The first step in resolution is to reduce or eliminate the cause (i.e., the pressure). Many options are available, including specialized support surfaces for bedding and wheelchairs, such as foam devices, air-filled devices, low-air loss beds, and air-fluidized beds.
Regardless of the support surface used, the focus of the treatment should be on turning and repositioning the patient. Repositioning is often performed every two hours, even in the presence of a specialty surface or bed. Further, the wound and surrounding skin must be kept clean and free of urine and feces, and bacterial contamination must be assessed and treated appropriately. The wound must be appropriately dressed, which may vary, depending on the stage of the wound, from simply applying a hydrocolloid occlusive dressing to using an isotonic sodium chloride solution with vacuum-assisted closure sponges.
Finally, the patient's nutritional status should be optimized, which may include dietary supplements, enteral feedings, or even parenteral feedings. Nanni emphasizes that every aspect of the wound care treatment plan be documented in the patient's medical chart.
A policy for preventing and treating decubitus ulcers extends beyond the treatment plan. "Equally important to a facility's skin breakdown policy is appropriate training of the staff, including the direct care CNA [certified nursing assistant] staff," says Nanni. This training should educate team members on the early identification of pressure ulcers and on properly documenting orders, such as an "order to turn resident every two hours.
"Furthermore," Nanni says, "a facility's policy should outline the procedure for the reassessment of all pressure ulcers on a routine basis by the nursing staff." Nanni notes that when necessary, this could include providing a surgical consult for debridement, the process of removing de-vitalized, or dead tissue from a wound bed.

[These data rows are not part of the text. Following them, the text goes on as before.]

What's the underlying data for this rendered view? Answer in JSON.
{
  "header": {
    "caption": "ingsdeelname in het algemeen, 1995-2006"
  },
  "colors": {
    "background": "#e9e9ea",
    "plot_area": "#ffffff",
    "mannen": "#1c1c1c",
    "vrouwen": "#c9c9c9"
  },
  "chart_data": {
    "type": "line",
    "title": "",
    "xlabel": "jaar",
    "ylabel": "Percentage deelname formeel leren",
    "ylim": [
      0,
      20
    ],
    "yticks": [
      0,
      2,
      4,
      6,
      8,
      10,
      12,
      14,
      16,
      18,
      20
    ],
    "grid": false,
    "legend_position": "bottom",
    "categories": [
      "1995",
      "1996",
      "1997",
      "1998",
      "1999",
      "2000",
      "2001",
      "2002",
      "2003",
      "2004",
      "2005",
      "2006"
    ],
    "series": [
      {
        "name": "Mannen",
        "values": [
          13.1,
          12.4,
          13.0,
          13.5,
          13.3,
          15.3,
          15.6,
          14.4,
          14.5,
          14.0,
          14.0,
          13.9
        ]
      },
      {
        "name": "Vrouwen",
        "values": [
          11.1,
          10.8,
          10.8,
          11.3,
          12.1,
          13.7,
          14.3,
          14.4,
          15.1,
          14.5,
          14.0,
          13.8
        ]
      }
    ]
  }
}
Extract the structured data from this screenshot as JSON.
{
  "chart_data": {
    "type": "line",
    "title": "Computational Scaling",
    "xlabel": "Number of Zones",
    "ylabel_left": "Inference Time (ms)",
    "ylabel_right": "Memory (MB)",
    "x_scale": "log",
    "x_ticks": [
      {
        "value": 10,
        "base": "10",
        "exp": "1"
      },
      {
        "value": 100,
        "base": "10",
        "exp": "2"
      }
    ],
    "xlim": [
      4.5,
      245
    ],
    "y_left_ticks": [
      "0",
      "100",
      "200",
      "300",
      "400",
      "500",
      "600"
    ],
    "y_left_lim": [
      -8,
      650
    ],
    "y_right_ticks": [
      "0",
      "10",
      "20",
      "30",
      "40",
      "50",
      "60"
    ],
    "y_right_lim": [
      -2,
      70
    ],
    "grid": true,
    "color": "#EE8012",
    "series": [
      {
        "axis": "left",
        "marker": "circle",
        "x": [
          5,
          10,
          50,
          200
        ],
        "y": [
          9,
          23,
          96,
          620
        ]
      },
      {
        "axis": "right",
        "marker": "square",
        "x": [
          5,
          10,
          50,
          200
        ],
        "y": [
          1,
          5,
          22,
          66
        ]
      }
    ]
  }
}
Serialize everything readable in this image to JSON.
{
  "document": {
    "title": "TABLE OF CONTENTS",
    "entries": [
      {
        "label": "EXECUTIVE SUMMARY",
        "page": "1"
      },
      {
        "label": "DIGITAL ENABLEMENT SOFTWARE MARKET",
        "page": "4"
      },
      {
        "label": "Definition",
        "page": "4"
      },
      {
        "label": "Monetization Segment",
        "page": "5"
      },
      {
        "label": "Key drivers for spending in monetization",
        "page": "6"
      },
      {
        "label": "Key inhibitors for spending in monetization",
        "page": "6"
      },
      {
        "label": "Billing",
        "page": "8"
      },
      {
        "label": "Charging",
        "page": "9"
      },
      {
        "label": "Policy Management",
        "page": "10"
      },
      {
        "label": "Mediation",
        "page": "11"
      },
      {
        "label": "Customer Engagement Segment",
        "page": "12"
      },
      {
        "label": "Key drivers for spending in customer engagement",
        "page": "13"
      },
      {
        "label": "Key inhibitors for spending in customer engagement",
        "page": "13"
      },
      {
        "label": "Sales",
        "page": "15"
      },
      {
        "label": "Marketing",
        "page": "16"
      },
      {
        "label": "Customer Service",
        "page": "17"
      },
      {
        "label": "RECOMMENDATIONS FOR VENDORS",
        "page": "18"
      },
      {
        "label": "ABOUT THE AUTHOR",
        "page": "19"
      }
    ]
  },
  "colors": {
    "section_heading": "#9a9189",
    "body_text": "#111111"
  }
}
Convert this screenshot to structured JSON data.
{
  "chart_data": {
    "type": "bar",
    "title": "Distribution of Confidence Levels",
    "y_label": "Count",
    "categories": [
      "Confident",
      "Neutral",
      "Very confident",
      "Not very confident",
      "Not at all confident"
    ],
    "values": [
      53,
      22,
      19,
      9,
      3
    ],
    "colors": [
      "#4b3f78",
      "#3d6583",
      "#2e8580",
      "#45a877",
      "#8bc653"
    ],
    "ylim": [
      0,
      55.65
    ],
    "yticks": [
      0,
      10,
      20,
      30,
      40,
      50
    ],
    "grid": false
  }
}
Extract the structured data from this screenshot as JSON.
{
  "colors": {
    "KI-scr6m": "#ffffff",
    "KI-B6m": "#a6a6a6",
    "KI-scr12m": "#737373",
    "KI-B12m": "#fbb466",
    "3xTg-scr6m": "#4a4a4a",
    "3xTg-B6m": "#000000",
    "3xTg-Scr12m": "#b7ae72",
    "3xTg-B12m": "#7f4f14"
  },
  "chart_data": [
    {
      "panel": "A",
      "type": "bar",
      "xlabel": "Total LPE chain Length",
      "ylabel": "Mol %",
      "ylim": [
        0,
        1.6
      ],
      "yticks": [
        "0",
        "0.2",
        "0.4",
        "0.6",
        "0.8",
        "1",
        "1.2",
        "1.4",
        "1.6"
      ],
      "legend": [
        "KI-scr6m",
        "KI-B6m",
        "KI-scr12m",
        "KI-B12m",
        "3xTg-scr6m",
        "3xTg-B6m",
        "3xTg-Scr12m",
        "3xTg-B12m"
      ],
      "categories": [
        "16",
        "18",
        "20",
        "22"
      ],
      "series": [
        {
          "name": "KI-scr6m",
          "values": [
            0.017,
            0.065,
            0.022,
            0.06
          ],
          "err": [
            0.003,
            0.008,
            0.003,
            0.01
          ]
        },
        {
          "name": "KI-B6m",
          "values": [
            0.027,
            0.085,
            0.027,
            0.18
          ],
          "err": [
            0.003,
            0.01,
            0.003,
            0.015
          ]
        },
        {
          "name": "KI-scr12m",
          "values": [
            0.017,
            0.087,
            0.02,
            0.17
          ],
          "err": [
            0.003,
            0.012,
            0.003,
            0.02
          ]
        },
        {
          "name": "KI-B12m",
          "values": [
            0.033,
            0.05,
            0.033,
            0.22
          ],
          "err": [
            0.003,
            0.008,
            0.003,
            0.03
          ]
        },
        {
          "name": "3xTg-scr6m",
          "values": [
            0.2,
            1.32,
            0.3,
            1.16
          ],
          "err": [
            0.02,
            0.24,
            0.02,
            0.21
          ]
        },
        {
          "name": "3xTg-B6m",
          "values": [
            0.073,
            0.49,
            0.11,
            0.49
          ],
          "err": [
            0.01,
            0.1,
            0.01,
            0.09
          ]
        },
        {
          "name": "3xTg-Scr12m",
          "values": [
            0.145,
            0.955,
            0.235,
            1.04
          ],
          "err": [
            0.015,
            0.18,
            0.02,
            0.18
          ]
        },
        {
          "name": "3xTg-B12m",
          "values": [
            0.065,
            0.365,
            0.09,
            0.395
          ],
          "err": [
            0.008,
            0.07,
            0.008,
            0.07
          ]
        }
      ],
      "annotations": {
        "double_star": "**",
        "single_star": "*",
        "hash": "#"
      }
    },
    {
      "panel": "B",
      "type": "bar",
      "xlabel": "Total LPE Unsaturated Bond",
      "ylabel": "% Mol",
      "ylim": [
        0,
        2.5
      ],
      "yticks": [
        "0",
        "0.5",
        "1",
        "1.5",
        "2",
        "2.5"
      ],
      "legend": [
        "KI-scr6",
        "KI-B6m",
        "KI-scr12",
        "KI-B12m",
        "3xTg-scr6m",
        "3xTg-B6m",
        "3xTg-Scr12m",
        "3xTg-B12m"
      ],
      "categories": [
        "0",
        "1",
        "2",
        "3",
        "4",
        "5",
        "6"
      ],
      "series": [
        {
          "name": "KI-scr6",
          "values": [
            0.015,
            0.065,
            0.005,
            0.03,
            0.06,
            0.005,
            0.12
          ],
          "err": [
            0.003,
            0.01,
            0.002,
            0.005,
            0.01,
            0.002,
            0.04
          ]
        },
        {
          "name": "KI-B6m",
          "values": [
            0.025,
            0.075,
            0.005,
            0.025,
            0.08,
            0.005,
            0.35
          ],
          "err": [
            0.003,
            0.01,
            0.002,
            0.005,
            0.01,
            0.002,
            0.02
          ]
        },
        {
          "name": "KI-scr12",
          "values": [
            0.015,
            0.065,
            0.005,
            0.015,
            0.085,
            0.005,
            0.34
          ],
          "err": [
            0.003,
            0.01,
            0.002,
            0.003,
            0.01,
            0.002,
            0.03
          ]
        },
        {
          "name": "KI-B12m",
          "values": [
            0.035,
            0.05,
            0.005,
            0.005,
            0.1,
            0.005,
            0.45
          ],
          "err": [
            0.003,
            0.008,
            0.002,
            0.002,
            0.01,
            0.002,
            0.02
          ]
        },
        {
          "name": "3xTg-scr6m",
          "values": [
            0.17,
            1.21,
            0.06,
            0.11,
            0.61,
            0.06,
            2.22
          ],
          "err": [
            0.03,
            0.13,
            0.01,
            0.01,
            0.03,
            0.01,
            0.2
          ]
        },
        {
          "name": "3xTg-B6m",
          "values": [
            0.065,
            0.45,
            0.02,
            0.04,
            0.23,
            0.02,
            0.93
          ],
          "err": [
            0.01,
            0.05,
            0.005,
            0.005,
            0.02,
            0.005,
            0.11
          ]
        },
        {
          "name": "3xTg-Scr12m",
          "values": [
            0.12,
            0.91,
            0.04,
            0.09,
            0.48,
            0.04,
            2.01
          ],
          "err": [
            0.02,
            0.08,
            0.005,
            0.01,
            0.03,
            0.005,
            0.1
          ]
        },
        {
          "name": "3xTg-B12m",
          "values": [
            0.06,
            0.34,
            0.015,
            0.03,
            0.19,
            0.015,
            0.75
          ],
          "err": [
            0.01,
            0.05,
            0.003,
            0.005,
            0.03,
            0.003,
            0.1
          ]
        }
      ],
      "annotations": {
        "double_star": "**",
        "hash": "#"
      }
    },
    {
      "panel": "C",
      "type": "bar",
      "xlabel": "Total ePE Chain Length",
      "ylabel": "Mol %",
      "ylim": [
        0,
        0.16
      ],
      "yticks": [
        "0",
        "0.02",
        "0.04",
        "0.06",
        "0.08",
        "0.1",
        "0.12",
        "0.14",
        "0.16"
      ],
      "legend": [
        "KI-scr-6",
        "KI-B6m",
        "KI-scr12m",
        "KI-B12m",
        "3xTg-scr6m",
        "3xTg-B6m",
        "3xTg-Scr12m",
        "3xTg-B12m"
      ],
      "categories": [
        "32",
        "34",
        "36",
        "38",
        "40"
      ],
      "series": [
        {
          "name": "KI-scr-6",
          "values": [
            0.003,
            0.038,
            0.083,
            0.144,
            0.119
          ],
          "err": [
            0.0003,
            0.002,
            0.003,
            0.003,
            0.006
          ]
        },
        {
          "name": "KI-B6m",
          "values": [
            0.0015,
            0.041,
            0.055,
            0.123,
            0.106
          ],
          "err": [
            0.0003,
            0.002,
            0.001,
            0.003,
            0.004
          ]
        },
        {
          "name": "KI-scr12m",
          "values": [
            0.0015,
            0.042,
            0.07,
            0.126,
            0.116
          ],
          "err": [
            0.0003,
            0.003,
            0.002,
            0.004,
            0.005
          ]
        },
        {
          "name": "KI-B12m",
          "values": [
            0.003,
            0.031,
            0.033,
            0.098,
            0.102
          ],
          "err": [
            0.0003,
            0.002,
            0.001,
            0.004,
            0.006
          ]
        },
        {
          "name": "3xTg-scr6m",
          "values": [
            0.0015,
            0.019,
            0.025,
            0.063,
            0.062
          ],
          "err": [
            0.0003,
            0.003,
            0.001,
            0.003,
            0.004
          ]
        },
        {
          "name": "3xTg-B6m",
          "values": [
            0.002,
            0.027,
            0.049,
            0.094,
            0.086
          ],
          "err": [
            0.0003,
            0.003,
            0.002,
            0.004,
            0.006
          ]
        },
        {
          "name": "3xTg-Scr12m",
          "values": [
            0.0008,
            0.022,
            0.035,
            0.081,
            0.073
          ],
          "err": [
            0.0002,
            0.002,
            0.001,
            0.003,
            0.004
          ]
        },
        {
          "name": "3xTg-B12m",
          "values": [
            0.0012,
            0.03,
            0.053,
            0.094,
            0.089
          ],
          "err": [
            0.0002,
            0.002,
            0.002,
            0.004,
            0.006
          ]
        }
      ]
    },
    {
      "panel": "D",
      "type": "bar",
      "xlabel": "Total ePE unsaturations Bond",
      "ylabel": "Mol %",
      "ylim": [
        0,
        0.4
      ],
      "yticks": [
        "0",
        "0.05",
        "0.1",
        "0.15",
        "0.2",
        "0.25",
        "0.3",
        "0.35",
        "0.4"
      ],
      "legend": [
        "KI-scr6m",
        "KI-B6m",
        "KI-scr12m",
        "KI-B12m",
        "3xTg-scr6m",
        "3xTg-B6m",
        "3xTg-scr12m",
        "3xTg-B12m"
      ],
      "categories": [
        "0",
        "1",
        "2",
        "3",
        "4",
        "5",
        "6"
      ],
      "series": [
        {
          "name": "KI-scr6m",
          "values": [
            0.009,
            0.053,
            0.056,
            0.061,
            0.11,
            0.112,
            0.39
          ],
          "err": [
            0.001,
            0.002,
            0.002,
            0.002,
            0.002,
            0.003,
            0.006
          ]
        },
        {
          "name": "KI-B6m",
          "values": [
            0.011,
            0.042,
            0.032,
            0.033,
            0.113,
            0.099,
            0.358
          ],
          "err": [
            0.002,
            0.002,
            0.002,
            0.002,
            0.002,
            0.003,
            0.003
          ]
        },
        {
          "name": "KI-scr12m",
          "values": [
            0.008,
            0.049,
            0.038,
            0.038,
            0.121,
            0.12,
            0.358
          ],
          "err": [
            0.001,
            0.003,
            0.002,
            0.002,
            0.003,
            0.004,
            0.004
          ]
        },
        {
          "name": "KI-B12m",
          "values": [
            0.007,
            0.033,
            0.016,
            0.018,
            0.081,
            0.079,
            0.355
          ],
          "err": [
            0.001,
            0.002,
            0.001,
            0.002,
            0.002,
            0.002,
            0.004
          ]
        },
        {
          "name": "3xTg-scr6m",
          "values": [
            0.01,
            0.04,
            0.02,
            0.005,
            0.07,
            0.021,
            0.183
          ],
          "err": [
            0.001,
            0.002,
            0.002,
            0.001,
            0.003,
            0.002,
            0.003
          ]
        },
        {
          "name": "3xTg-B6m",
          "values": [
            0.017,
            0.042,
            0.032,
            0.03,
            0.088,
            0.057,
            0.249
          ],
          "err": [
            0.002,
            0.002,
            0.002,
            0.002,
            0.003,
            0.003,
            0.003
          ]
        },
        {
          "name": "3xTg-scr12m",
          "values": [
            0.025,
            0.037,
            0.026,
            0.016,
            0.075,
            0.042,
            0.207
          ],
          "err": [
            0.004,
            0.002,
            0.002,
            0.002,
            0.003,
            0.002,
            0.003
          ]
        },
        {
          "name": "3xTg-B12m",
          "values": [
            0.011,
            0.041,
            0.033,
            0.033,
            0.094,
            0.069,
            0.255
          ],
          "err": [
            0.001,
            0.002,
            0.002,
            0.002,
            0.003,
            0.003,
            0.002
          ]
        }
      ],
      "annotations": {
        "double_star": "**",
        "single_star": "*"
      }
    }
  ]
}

Nanni is concerned with the risk control techniques exhibited by the defendant long-term care facility in this case. Nursing homes must have in place a standard admissions procedure, which demands the performance of full-body skin assessments and the development of initial nursing care plans for all patients. Further, such facilities must ensure that positioning and wound care techniques are in place so that decubitus ulcers are not permitted to develop or get worse once discovered.
Nanni advises facilities to implement appropriate daily skin assessments and reporting processes so that the CNA staff can be the first line of defense. "How could this sore have developed to a stage IV decubitus ulcer?" he questions.
• Cuyahoga County (OH), Court of Common Pleas, Case No. 486250.